Je suis cette mère qui aime Noël

mother and daughter with xmas tree

Les décorations scintillent dans la rue, on vend des sapins un peu partout et la musique de Noël résonne dans les magasins depuis un bon moment. Pas de doute, Noël s’en vient.

Pendant que plusieurs mamans stressent en pensant aux cadeaux, aux réceptions ou aux tours de « l’ostie de lutin », moi, je frétille de bonheur. Parce que quand vient Noël, je retire mon masque de mère et j’oublie parfois d’être un parent; je me permets d’être immature, de trop dépenser, de complètement me laisser aller.

Je chantonne des cantiques en faisant mon sapin. Je reste dans mon driveway pour admirer mon Père Noël gonflable qui entre et sort de sa cheminée. Je capote quand j’entends « All I want for Christmas is you » à la radio. Je gambade avec ma fille sous la neige qui tombe. Je prépare des biscuits en forme de cadeaux avec mon garçon. It’s the most wonderful time of the year pis j’ai envie d’en profiter.

J’adore le lutin. Dès novembre, je compte carrément les jours jusqu’à son arrivée. Je pense à de nouveaux tours toute l’année. Mon petit invité magique sait préparer de la soupe aux bobettes, faire des oeuvres d’art en pâte dentifrice dans le miroir ou même emballer la table de cuisine en entier pendant notre sommeil. Chaque matin, j’attends impatiemment le réveil des enfants pour voir leurs petits yeux s’illuminer. Leurs éclats de rire me motivent à me surpasser. Je me fous que les gens soient à bout de voir mes photos sur Facebook; j’ai créé un album de ses meilleurs tours. Je fais même partie d’un groupe pour m’inspirer. Oui je sais, c’est puéril, mais je m’en balance.

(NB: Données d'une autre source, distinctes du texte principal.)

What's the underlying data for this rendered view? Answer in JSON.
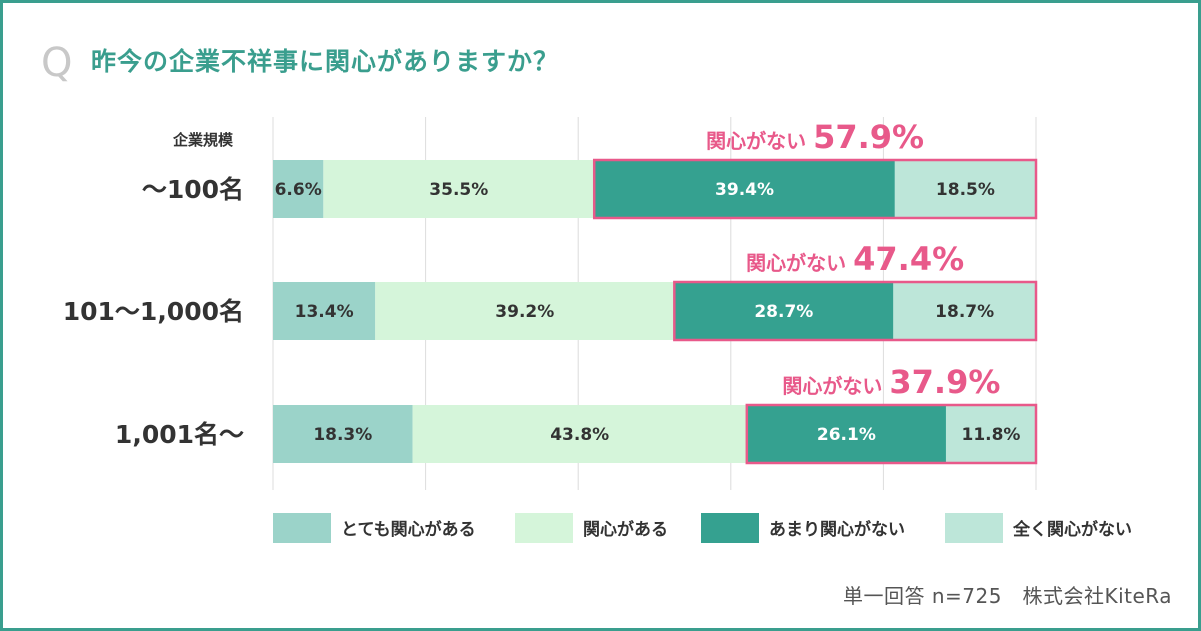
{
  "question": {
    "mark": "Q",
    "text": "昨今の企業不祥事に関心がありますか？"
  },
  "source": "単一回答 n=725　株式会社KiteRa",
  "chart_data": {
    "type": "bar",
    "orientation": "horizontal",
    "stacked": true,
    "y_axis_title": "企業規模",
    "categories": [
      "〜100名",
      "101〜1,000名",
      "1,001名〜"
    ],
    "series": [
      {
        "name": "とても関心がある",
        "values": [
          6.6,
          13.4,
          18.3
        ],
        "color": "#9bd3c9"
      },
      {
        "name": "関心がある",
        "values": [
          35.5,
          39.2,
          43.8
        ],
        "color": "#d5f5da"
      },
      {
        "name": "あまり関心がない",
        "values": [
          39.4,
          28.7,
          26.1
        ],
        "color": "#35a190"
      },
      {
        "name": "全く関心がない",
        "values": [
          18.5,
          18.7,
          11.8
        ],
        "color": "#bde6d9"
      }
    ],
    "value_labels": [
      [
        "6.6%",
        "35.5%",
        "39.4%",
        "18.5%"
      ],
      [
        "13.4%",
        "39.2%",
        "28.7%",
        "18.7%"
      ],
      [
        "18.3%",
        "43.8%",
        "26.1%",
        "11.8%"
      ]
    ],
    "annotations": [
      {
        "prefix": "関心がない",
        "value": "57.9%"
      },
      {
        "prefix": "関心がない",
        "value": "47.4%"
      },
      {
        "prefix": "関心がない",
        "value": "37.9%"
      }
    ],
    "highlight_color": "#e8598a",
    "xlim": [
      0,
      100
    ],
    "grid": true,
    "legend_position": "bottom"
  }
}
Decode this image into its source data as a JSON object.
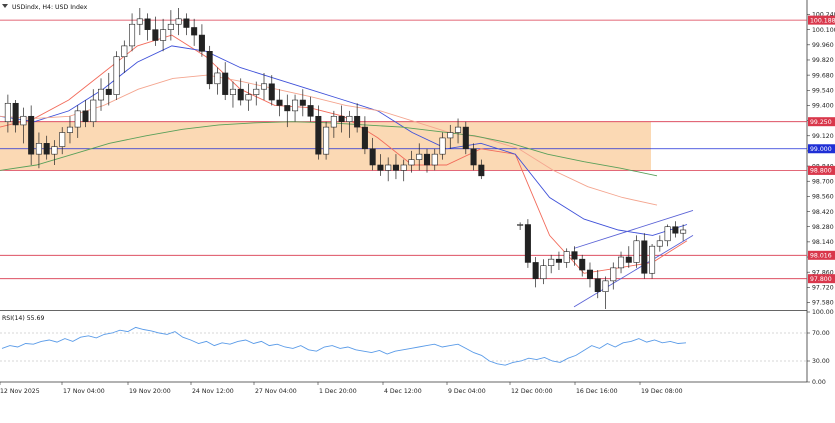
{
  "header": {
    "symbol_label": "USDindx, H4:  USD Index"
  },
  "rsi_label": "RSI(14) 55.69",
  "colors": {
    "zone_fill": "#fbd9b4",
    "level_line": "#d9374b",
    "blue_level": "#1f2fd6",
    "ema_fast": "#f26b5b",
    "ema_mid": "#3f51d9",
    "ema_slow": "#f4a58f",
    "ema_long": "#5aa05a",
    "trendline": "#5b63d6",
    "rsi_line": "#5a9be8",
    "candle": "#222222",
    "grid_axis": "#9a9a9a"
  },
  "chart_data": [
    {
      "type": "candlestick",
      "title": "USDindx, H4:  USD Index",
      "price_ticks": [
        "100.240",
        "100.100",
        "99.960",
        "99.820",
        "99.680",
        "99.540",
        "99.400",
        "99.260",
        "99.120",
        "98.980",
        "98.840",
        "98.700",
        "98.560",
        "98.420",
        "98.280",
        "98.140",
        "98.000",
        "97.860",
        "97.720",
        "97.580"
      ],
      "ylim": [
        97.52,
        100.3
      ],
      "time_ticks": [
        "12 Nov 2025",
        "17 Nov 04:00",
        "19 Nov 20:00",
        "24 Nov 12:00",
        "27 Nov 04:00",
        "1 Dec 20:00",
        "4 Dec 12:00",
        "9 Dec 04:00",
        "12 Dec 00:00",
        "16 Dec 16:00",
        "19 Dec 08:00"
      ],
      "level_tags": [
        {
          "value": 100.188,
          "label": "100.188",
          "kind": "red"
        },
        {
          "value": 99.25,
          "label": "99.250",
          "kind": "red"
        },
        {
          "value": 99.0,
          "label": "99.000",
          "kind": "blue"
        },
        {
          "value": 98.8,
          "label": "98.800",
          "kind": "red"
        },
        {
          "value": 98.016,
          "label": "98.016",
          "kind": "red"
        },
        {
          "value": 97.8,
          "label": "97.800",
          "kind": "red"
        }
      ],
      "zone": {
        "top": 99.25,
        "bottom": 98.8
      },
      "ohlc": [
        [
          99.25,
          99.5,
          99.15,
          99.42
        ],
        [
          99.42,
          99.45,
          99.15,
          99.22
        ],
        [
          99.22,
          99.38,
          99.05,
          99.3
        ],
        [
          99.3,
          99.4,
          98.85,
          98.95
        ],
        [
          98.95,
          99.15,
          98.82,
          99.05
        ],
        [
          99.05,
          99.12,
          98.9,
          98.95
        ],
        [
          98.95,
          99.08,
          98.85,
          99.02
        ],
        [
          99.02,
          99.2,
          98.95,
          99.15
        ],
        [
          99.15,
          99.3,
          99.05,
          99.2
        ],
        [
          99.2,
          99.4,
          99.1,
          99.35
        ],
        [
          99.35,
          99.45,
          99.2,
          99.25
        ],
        [
          99.25,
          99.55,
          99.2,
          99.45
        ],
        [
          99.45,
          99.65,
          99.35,
          99.55
        ],
        [
          99.55,
          99.7,
          99.4,
          99.5
        ],
        [
          99.5,
          99.9,
          99.45,
          99.85
        ],
        [
          99.85,
          100.0,
          99.7,
          99.95
        ],
        [
          99.95,
          100.25,
          99.9,
          100.15
        ],
        [
          100.15,
          100.3,
          100.05,
          100.2
        ],
        [
          100.2,
          100.25,
          100.0,
          100.1
        ],
        [
          100.1,
          100.22,
          99.95,
          100.0
        ],
        [
          100.0,
          100.2,
          99.9,
          100.1
        ],
        [
          100.1,
          100.28,
          100.0,
          100.15
        ],
        [
          100.15,
          100.3,
          100.05,
          100.2
        ],
        [
          100.2,
          100.25,
          100.05,
          100.12
        ],
        [
          100.12,
          100.2,
          99.95,
          100.05
        ],
        [
          100.05,
          100.15,
          99.85,
          99.9
        ],
        [
          99.9,
          99.95,
          99.55,
          99.6
        ],
        [
          99.6,
          99.75,
          99.5,
          99.7
        ],
        [
          99.7,
          99.8,
          99.45,
          99.5
        ],
        [
          99.5,
          99.62,
          99.38,
          99.55
        ],
        [
          99.55,
          99.65,
          99.4,
          99.45
        ],
        [
          99.45,
          99.6,
          99.35,
          99.5
        ],
        [
          99.5,
          99.62,
          99.4,
          99.55
        ],
        [
          99.55,
          99.7,
          99.45,
          99.6
        ],
        [
          99.6,
          99.68,
          99.4,
          99.45
        ],
        [
          99.45,
          99.55,
          99.3,
          99.4
        ],
        [
          99.4,
          99.5,
          99.2,
          99.35
        ],
        [
          99.35,
          99.5,
          99.25,
          99.45
        ],
        [
          99.45,
          99.55,
          99.3,
          99.4
        ],
        [
          99.4,
          99.48,
          99.25,
          99.3
        ],
        [
          99.3,
          99.4,
          98.9,
          98.95
        ],
        [
          98.95,
          99.25,
          98.9,
          99.2
        ],
        [
          99.2,
          99.35,
          99.1,
          99.3
        ],
        [
          99.3,
          99.4,
          99.15,
          99.25
        ],
        [
          99.25,
          99.35,
          99.1,
          99.3
        ],
        [
          99.3,
          99.42,
          99.15,
          99.2
        ],
        [
          99.2,
          99.3,
          98.95,
          99.0
        ],
        [
          99.0,
          99.1,
          98.8,
          98.85
        ],
        [
          98.85,
          98.95,
          98.75,
          98.8
        ],
        [
          98.8,
          98.92,
          98.7,
          98.85
        ],
        [
          98.85,
          98.95,
          98.72,
          98.8
        ],
        [
          98.8,
          98.9,
          98.7,
          98.85
        ],
        [
          98.85,
          98.98,
          98.78,
          98.9
        ],
        [
          98.9,
          99.05,
          98.8,
          98.95
        ],
        [
          98.95,
          99.0,
          98.78,
          98.85
        ],
        [
          98.85,
          99.0,
          98.8,
          98.95
        ],
        [
          98.95,
          99.15,
          98.9,
          99.1
        ],
        [
          99.1,
          99.22,
          99.0,
          99.15
        ],
        [
          99.15,
          99.28,
          99.05,
          99.2
        ],
        [
          99.2,
          99.25,
          98.95,
          99.0
        ],
        [
          99.0,
          99.05,
          98.8,
          98.85
        ],
        [
          98.85,
          98.9,
          98.72,
          98.75
        ],
        [
          98.3,
          98.32,
          98.25,
          98.3
        ],
        [
          98.3,
          98.35,
          97.9,
          97.95
        ],
        [
          97.95,
          98.0,
          97.72,
          97.8
        ],
        [
          97.8,
          97.98,
          97.75,
          97.92
        ],
        [
          97.92,
          98.02,
          97.85,
          97.98
        ],
        [
          97.98,
          98.05,
          97.88,
          97.95
        ],
        [
          97.95,
          98.08,
          97.9,
          98.05
        ],
        [
          98.05,
          98.1,
          97.92,
          97.98
        ],
        [
          97.98,
          98.02,
          97.82,
          97.88
        ],
        [
          97.88,
          97.95,
          97.72,
          97.8
        ],
        [
          97.8,
          97.88,
          97.62,
          97.68
        ],
        [
          97.68,
          97.82,
          97.52,
          97.78
        ],
        [
          97.78,
          97.95,
          97.7,
          97.9
        ],
        [
          97.9,
          98.05,
          97.85,
          98.0
        ],
        [
          98.0,
          98.1,
          97.9,
          97.95
        ],
        [
          97.95,
          98.2,
          97.9,
          98.15
        ],
        [
          98.15,
          98.22,
          97.8,
          97.85
        ],
        [
          97.85,
          98.12,
          97.8,
          98.1
        ],
        [
          98.1,
          98.2,
          98.05,
          98.15
        ],
        [
          98.15,
          98.3,
          98.1,
          98.28
        ],
        [
          98.28,
          98.33,
          98.18,
          98.22
        ],
        [
          98.22,
          98.3,
          98.15,
          98.25
        ]
      ],
      "moving_averages": {
        "fast": [
          99.2,
          99.28,
          99.45,
          99.7,
          99.95,
          100.05,
          99.85,
          99.55,
          99.4,
          99.38,
          99.3,
          99.1,
          98.85,
          98.85,
          99.0,
          98.95,
          98.2,
          97.85,
          97.9,
          97.95,
          98.15
        ],
        "mid": [
          99.3,
          99.25,
          99.35,
          99.55,
          99.8,
          99.95,
          99.9,
          99.75,
          99.65,
          99.55,
          99.45,
          99.35,
          99.15,
          99.0,
          99.05,
          98.95,
          98.55,
          98.35,
          98.25,
          98.2,
          98.3
        ],
        "slow": [
          99.3,
          99.28,
          99.3,
          99.4,
          99.55,
          99.65,
          99.68,
          99.62,
          99.55,
          99.48,
          99.4,
          99.35,
          99.25,
          99.15,
          99.1,
          99.0,
          98.8,
          98.65,
          98.55,
          98.48
        ],
        "long": [
          98.8,
          98.85,
          98.95,
          99.05,
          99.12,
          99.18,
          99.22,
          99.24,
          99.25,
          99.24,
          99.22,
          99.2,
          99.16,
          99.12,
          99.05,
          98.95,
          98.88,
          98.82,
          98.75
        ]
      },
      "trendlines": [
        {
          "from": [
            97.63,
            97.54
          ],
          "to": [
            98.45,
            98.2
          ]
        },
        {
          "from": [
            97.64,
            98.08
          ],
          "to": [
            98.48,
            98.43
          ]
        }
      ]
    },
    {
      "type": "line",
      "title": "RSI(14) 55.69",
      "y_ticks": [
        "100.00",
        "70.00",
        "30.00",
        "0.00"
      ],
      "ylim": [
        0,
        100
      ],
      "levels": [
        70,
        30
      ],
      "values": [
        48,
        52,
        50,
        55,
        54,
        58,
        60,
        57,
        62,
        58,
        64,
        66,
        63,
        68,
        70,
        74,
        72,
        78,
        75,
        73,
        70,
        68,
        72,
        64,
        60,
        55,
        58,
        52,
        56,
        54,
        58,
        60,
        55,
        58,
        52,
        54,
        50,
        48,
        52,
        46,
        44,
        50,
        52,
        48,
        50,
        46,
        44,
        42,
        45,
        40,
        44,
        46,
        48,
        50,
        52,
        54,
        50,
        52,
        54,
        48,
        42,
        38,
        30,
        26,
        24,
        28,
        30,
        34,
        32,
        35,
        30,
        28,
        34,
        38,
        45,
        52,
        48,
        55,
        50,
        56,
        58,
        62,
        57,
        60,
        56,
        58,
        55,
        56
      ]
    }
  ]
}
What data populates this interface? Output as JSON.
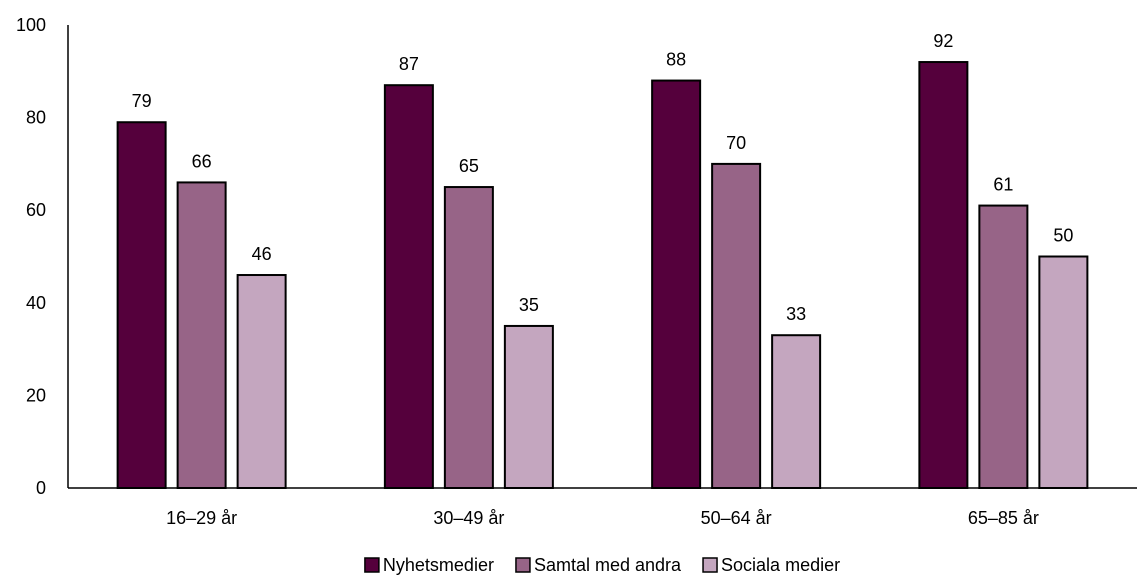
{
  "chart_data": {
    "type": "bar",
    "title": "",
    "xlabel": "",
    "ylabel": "",
    "ylim": [
      0,
      100
    ],
    "yticks": [
      0,
      20,
      40,
      60,
      80,
      100
    ],
    "grid": false,
    "legend_position": "bottom",
    "categories": [
      "16–29 år",
      "30–49 år",
      "50–64 år",
      "65–85 år"
    ],
    "series": [
      {
        "name": "Nyhetsmedier",
        "values": [
          79,
          87,
          88,
          92
        ],
        "color": "#55003c"
      },
      {
        "name": "Samtal med andra",
        "values": [
          66,
          65,
          70,
          61
        ],
        "color": "#976487"
      },
      {
        "name": "Sociala medier",
        "values": [
          46,
          35,
          33,
          50
        ],
        "color": "#c4a6bf"
      }
    ],
    "data_labels": true
  }
}
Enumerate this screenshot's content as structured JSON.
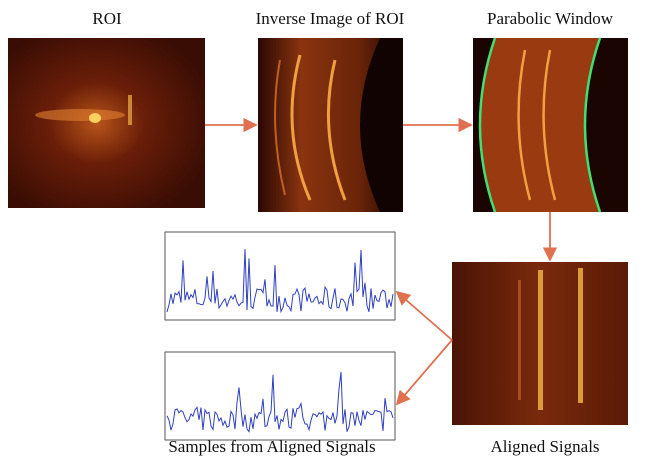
{
  "panels": [
    {
      "label": "ROI"
    },
    {
      "label": "Inverse Image of ROI"
    },
    {
      "label": "Parabolic Window"
    },
    {
      "label": "Aligned Signals"
    },
    {
      "label": "Samples from Aligned Signals"
    }
  ]
}
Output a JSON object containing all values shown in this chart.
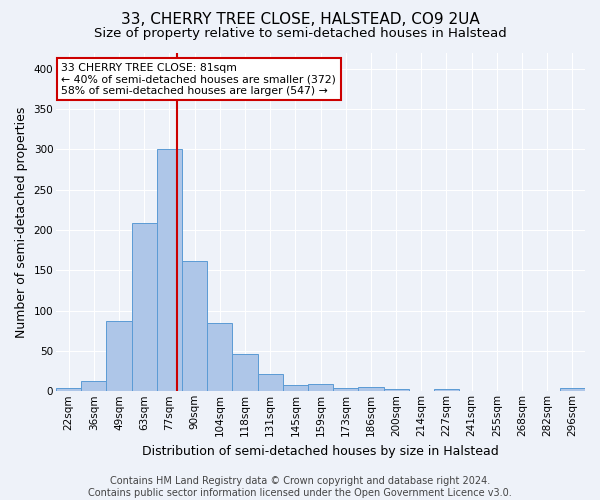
{
  "title": "33, CHERRY TREE CLOSE, HALSTEAD, CO9 2UA",
  "subtitle": "Size of property relative to semi-detached houses in Halstead",
  "xlabel": "Distribution of semi-detached houses by size in Halstead",
  "ylabel": "Number of semi-detached properties",
  "footer_line1": "Contains HM Land Registry data © Crown copyright and database right 2024.",
  "footer_line2": "Contains public sector information licensed under the Open Government Licence v3.0.",
  "bin_labels": [
    "22sqm",
    "36sqm",
    "49sqm",
    "63sqm",
    "77sqm",
    "90sqm",
    "104sqm",
    "118sqm",
    "131sqm",
    "145sqm",
    "159sqm",
    "173sqm",
    "186sqm",
    "200sqm",
    "214sqm",
    "227sqm",
    "241sqm",
    "255sqm",
    "268sqm",
    "282sqm",
    "296sqm"
  ],
  "bin_values": [
    4,
    13,
    87,
    209,
    300,
    162,
    85,
    46,
    22,
    8,
    9,
    4,
    5,
    3,
    0,
    3,
    0,
    0,
    0,
    0,
    4
  ],
  "bar_color": "#aec6e8",
  "bar_edge_color": "#5b9bd5",
  "vline_color": "#cc0000",
  "annotation_text": "33 CHERRY TREE CLOSE: 81sqm\n← 40% of semi-detached houses are smaller (372)\n58% of semi-detached houses are larger (547) →",
  "annotation_box_color": "#ffffff",
  "annotation_box_edge": "#cc0000",
  "ylim": [
    0,
    420
  ],
  "yticks": [
    0,
    50,
    100,
    150,
    200,
    250,
    300,
    350,
    400
  ],
  "background_color": "#eef2f9",
  "grid_color": "#ffffff",
  "title_fontsize": 11,
  "subtitle_fontsize": 9.5,
  "axis_label_fontsize": 9,
  "tick_fontsize": 7.5,
  "footer_fontsize": 7
}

Et pour ce qui est des cadeaux, c’est sans retenue que je parcours les allées des centres d’achats. C’est simple, je voudrais tout acheter.  Le Costco m’accueille à bras ouverts et ma carte de crédit se fait aller comme jamais.  « Ah cette poupée-là va la faire capoter!!! ». « Oh wow, une console switch…allez, on peut bien les gâter ». J’ai tellement hâte de les voir tout déballer; j’ai de la difficulté à garder le secret tellement je suis excitée.

Quand enfin arrivera le matin de Noël, je me précipiterai pour m’asseoir avec les petits en plein milieu du salon, portant fièrement mes pantoufles de licorne et mes cheveux pas peignés. On découvrira ensemble toutes ces surprises et on pourra jouer à la Barbie ou monter un vaisseau de Star Wars en Legos jusqu’à ce que nos ventres crient famine.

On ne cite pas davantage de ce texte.